We have a giant vase, which is infinitely big, that can hold an infinite amount of balls.

We also have an infinite amount of balls that we can insert into the vase.

The balls are numbered in order 1, 2, 3, …

We are adding balls at a rate of 10 balls per each task.

Tasks are performed at decreasing timing, with first task starting at 11:59:00 AM:

The first task would is completed in half a min (1/2 min).

The second task, would be completed in half the amount, so a quarter of a min (1/4 min).

The third one, in half the last one’s amount, so one eigth of a min (1/8 min).

and so on and so forth…until, the last task to be completed by noon.

So basically, it drills down to performing an infinite amount of tasks, in an finite amount of time, which is the definition of what we refer as a supertask.

We start with task 1, where we add balls 1 to 10, and remove the first, which is ball 1. At task 2, we add balls 11-20, and remove the remaining first, which is ball 2. At task 3, we add balls 21-30, and remove the remaining first, ball 3… and so on and so forth.

Now the question is: how many balls would be in the vase at noon?

Let us look into what happened on the actual the steps.

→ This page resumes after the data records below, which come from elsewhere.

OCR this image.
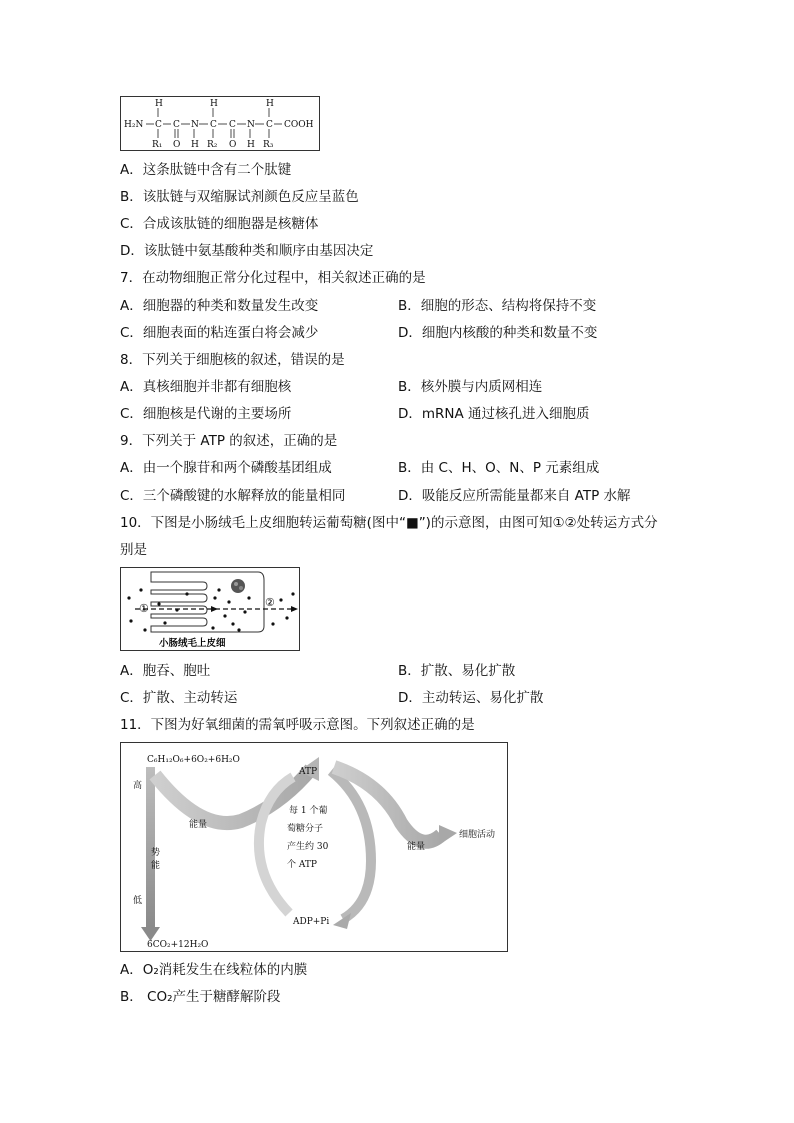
H₂N
H
C
R₁
C
O
N
H
H
C
R₂
C
O
N
H
H
C
R₃
COOH
A．这条肽链中含有二个肽键
B．该肽链与双缩脲试剂颜色反应呈蓝色
C．合成该肽链的细胞器是核糖体
D．该肽链中氨基酸种类和顺序由基因决定
7．在动物细胞正常分化过程中，相关叙述正确的是
A．细胞器的种类和数量发生改变	B．细胞的形态、结构将保持不变
C．细胞表面的粘连蛋白将会减少	D．细胞内核酸的种类和数量不变
8．下列关于细胞核的叙述，错误的是
A．真核细胞并非都有细胞核	B．核外膜与内质网相连
C．细胞核是代谢的主要场所	D．mRNA 通过核孔进入细胞质
9．下列关于 ATP 的叙述，正确的是
A．由一个腺苷和两个磷酸基团组成	B．由 C、H、O、N、P 元素组成
C．三个磷酸键的水解释放的能量相同	D．吸能反应所需能量都来自 ATP 水解
10．下图是小肠绒毛上皮细胞转运葡萄糖(图中“■”)的示意图，由图可知①②处转运方式分
别是
①	②
小肠绒毛上皮细
A．胞吞、胞吐	B．扩散、易化扩散
C．扩散、主动转运	D．主动转运、易化扩散
11．下图为好氧细菌的需氧呼吸示意图。下列叙述正确的是
C₆H₁₂O₆+6O₂+6H₂O
高
势
能
低
6CO₂+12H₂O
能量
ATP
每 1 个葡
萄糖分子
产生约 30
个 ATP
ADP+Pi
能量
细胞活动
A．O₂消耗发生在线粒体的内膜
B． CO₂产生于糖酵解阶段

At step 1, we removed ball 1, and then step 2, removed ball 2, step 3, removed ball 3,… so at step n, we would remove ball n, and hence all the balls will be removed from the vase by the end of the tasks. So, the answer to our problem is none.

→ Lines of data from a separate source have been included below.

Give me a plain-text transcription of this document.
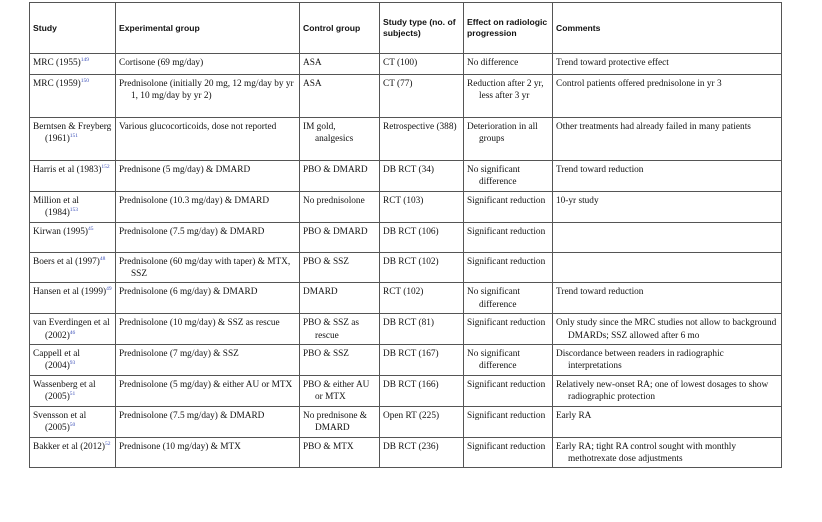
Study	Experimental group	Control group	Study type (no. of subjects)	Effect on radiologic progression	Comments

MRC $(1955)^{149}$	Cortisone (69 mg/day)	ASA	CT (100)	No difference	Trend toward protective effect

MRC $(1959)^{150}$	Prednisolone (initially 20 mg, 12 mg/day by yr 1, 10 mg/day by yr 2)	ASA	CT (77)	Reduction after 2 yr, less after 3 yr	Control patients offered prednisolone in yr 3

Berntsen & Freyberg $(1961)^{151}$	Various glucocorticoids, dose not reported	IM gold, analgesics	Retrospective (388)	Deterioration in all groups	Other treatments had already failed in many patients

Harris et al $(1983)^{152}$	Prednisone (5 mg/day) & DMARD	PBO & DMARD	DB RCT (34)	No significant difference	Trend toward reduction

Million et al $(1984)^{153}$	Prednisolone (10.3 mg/day) & DMARD	No prednisolone	RCT (103)	Significant reduction	10-yr study

Kirwan $(1995)^{45}$	Prednisolone (7.5 mg/day) & DMARD	PBO & DMARD	DB RCT (106)	Significant reduction	

Boers et al $(1997)^{48}$	Prednisolone (60 mg/day with taper) & MTX, SSZ	PBO & SSZ	DB RCT (102)	Significant reduction	

Hansen et al $(1999)^{49}$	Prednisolone (6 mg/day) & DMARD	DMARD	RCT (102)	No significant difference	Trend toward reduction

van Everdingen et al $(2002)^{46}$	Prednisolone (10 mg/day) & SSZ as rescue	PBO & SSZ as rescue	DB RCT (81)	Significant reduction	Only study since the MRC studies not allow to background DMARDs; SSZ allowed after 6 mo

Cappell et al $(2004)^{93}$	Prednisolone (7 mg/day) & SSZ	PBO & SSZ	DB RCT (167)	No significant difference	Discordance between readers in radiographic interpretations

Wassenberg et al $(2005)^{51}$	Prednisolone (5 mg/day) & either AU or MTX	PBO & either AU or MTX	DB RCT (166)	Significant reduction	Relatively new-onset RA; one of lowest dosages to show radiographic protection

Svensson et al $(2005)^{50}$	Prednisolone (7.5 mg/day) & DMARD	No prednisone & DMARD	Open RT (225)	Significant reduction	Early RA

Bakker et al $(2012)^{52}$	Prednisone (10 mg/day) & MTX	PBO & MTX	DB RCT (236)	Significant reduction	Early RA; tight RA control sought with monthly methotrexate dose adjustments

Apparently, the order in which we add balls, and remove them, affects how many balls are in the vase at noon. Let us look at an alternative scenario.

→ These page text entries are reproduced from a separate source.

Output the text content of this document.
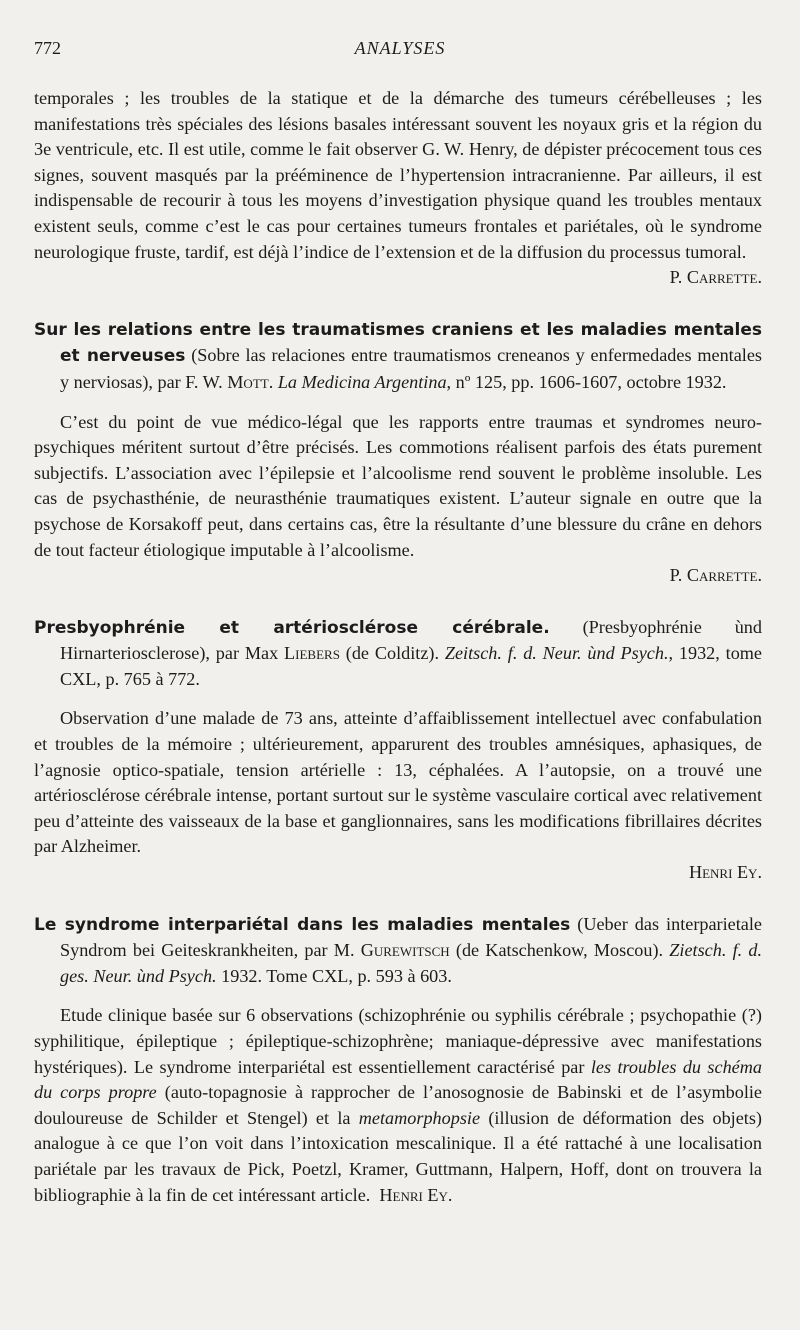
772	ANALYSES

temporales ; les troubles de la statique et de la démarche des tumeurs cérébelleuses ; les manifestations très spéciales des lésions basales intéressant souvent les noyaux gris et la région du 3e ventricule, etc. Il est utile, comme le fait observer G. W. Henry, de dépister précocement tous ces signes, souvent masqués par la prééminence de l’hypertension intracranienne. Par ailleurs, il est indispensable de recourir à tous les moyens d’investigation physique quand les troubles mentaux existent seuls, comme c’est le cas pour certaines tumeurs frontales et pariétales, où le syndrome neurologique fruste, tardif, est déjà l’indice de l’extension et de la diffusion du processus tumoral.

P. Carrette.

Sur les relations entre les traumatismes craniens et les maladies mentales et nerveuses (Sobre las relaciones entre traumatismos creneanos y enfermedades mentales y nerviosas), par F. W. Mott. La Medicina Argentina, nº 125, pp. 1606-1607, octobre 1932.

C’est du point de vue médico-légal que les rapports entre traumas et syndromes neuro-psychiques méritent surtout d’être précisés. Les commotions réalisent parfois des états purement subjectifs. L’association avec l’épilepsie et l’alcoolisme rend souvent le problème insoluble. Les cas de psychasthénie, de neurasthénie traumatiques existent. L’auteur signale en outre que la psychose de Korsakoff peut, dans certains cas, être la résultante d’une blessure du crâne en dehors de tout facteur étiologique imputable à l’alcoolisme.

P. Carrette.

Presbyophrénie et artériosclérose cérébrale. (Presbyophrénie ùnd Hirnarteriosclerose), par Max Liebers (de Colditz). Zeitsch. f. d. Neur. ùnd Psych., 1932, tome CXL, p. 765 à 772.

Observation d’une malade de 73 ans, atteinte d’affaiblissement intellectuel avec confabulation et troubles de la mémoire ; ultérieurement, apparurent des troubles amnésiques, aphasiques, de l’agnosie optico-spatiale, tension artérielle : 13, céphalées. A l’autopsie, on a trouvé une artériosclérose cérébrale intense, portant surtout sur le système vasculaire cortical avec relativement peu d’atteinte des vaisseaux de la base et ganglionnaires, sans les modifications fibrillaires décrites par Alzheimer.

Henri Ey.

Le syndrome interpariétal dans les maladies mentales (Ueber das interparietale Syndrom bei Geiteskrankheiten, par M. Gurewitsch (de Katschenkow, Moscou). Zietsch. f. d. ges. Neur. ùnd Psych. 1932. Tome CXL, p. 593 à 603.

Etude clinique basée sur 6 observations (schizophrénie ou syphilis cérébrale ; psychopathie (?) syphilitique, épileptique ; épileptique-schizophrène; maniaque-dépressive avec manifestations hystériques). Le syndrome interpariétal est essentiellement caractérisé par les troubles du schéma du corps propre (auto-topagnosie à rapprocher de l’anosognosie de Babinski et de l’asymbolie douloureuse de Schilder et Stengel) et la metamorphopsie (illusion de déformation des objets) analogue à ce que l’on voit dans l’intoxication mescalinique. Il a été rattaché à une localisation pariétale par les travaux de Pick, Poetzl, Kramer, Guttmann, Halpern, Hoff, dont on trouvera la bibliographie à la fin de cet intéressant article. Henri Ey.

At task 1, we add balls 1 to 10, and remove the last, which is ball 10

At task 2, we add balls 11-20, remove the last, which is ball 20

At task 3, we add balls 21-30, remove the last, ball 30,

And so on and so forth…

So again, how many balls would be in the vase at noon? This time, the answer is different, and it is Infinity. This is actually due to the fact that only balls which are multiples of ten are the ones being removed, so the vase will not contain balls 10, 20, 30,… yet all the other balls will still be there, hence the infinite amount.